The Sobering Truth About Business in Cuba

Monday, November 23, 2015
Last week, there was an article in Forbes entitled, "What You Need To Know If You're Considering Doing Business In Cuba."

Its author is Mike Coates, president and chief executive of Hill & Knowlton Strategies Americas, who had just returned from the Havana International Trade Fair.

Amid the fluff, here are two important (and sobering) excerpts, for those who -- wittingly or unwittingly -- plead ignorance:

-- From what we saw, the jubilant mood of the international community is clouding the reality on the ground that the Cuban government is unwilling to bend its existing rules for conducting business. Under those rules, a foreign business must partner with the government and most likely agree to be represented by a state-owned law firm. Once that hurdle is overcome, management at the local level presents another complication: The permit to establish an office takes three years to obtain, and labor must be hired and paid through a government recruitment agency. It is illegal for an investor to pay employees directly, as a Canadian businessman recently discovered when he was jailed for breaking this law.

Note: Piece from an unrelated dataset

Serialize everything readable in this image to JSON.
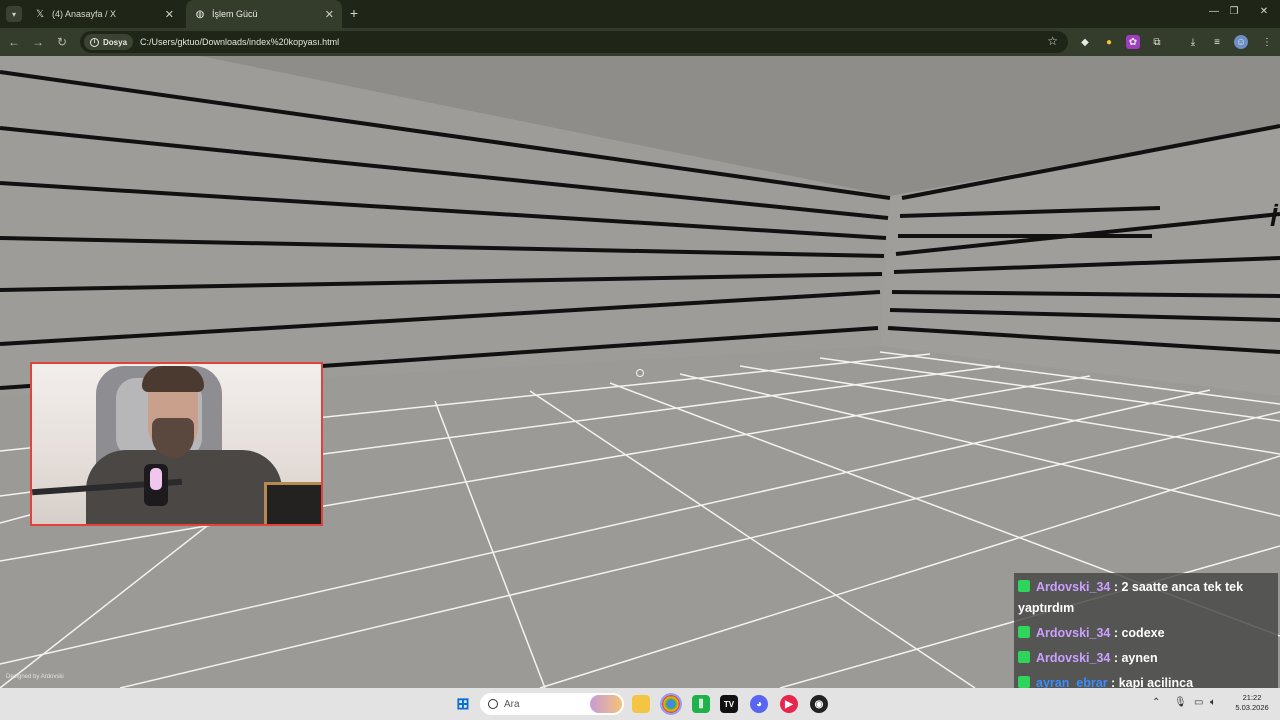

-- Our advice to companies looking to invest in Cuba is: Assess the opportunity carefully, hire good advisers, accept that government will be your partner, and, most important, be patient while proceeding.

And that's just the tip of the iceberg.

Add the fact that your business "partner" is a totalitarian dictatorship that imprisons, beats and kills innocent people; that your "partner" works against American interests throughout the world, alongside Iran, Russia, Syria and North Korea; and that these "rules" violate nearly every international labor and corporate ethics code.

How this can be acceptable to any principled businessman is simply a question we can't answer.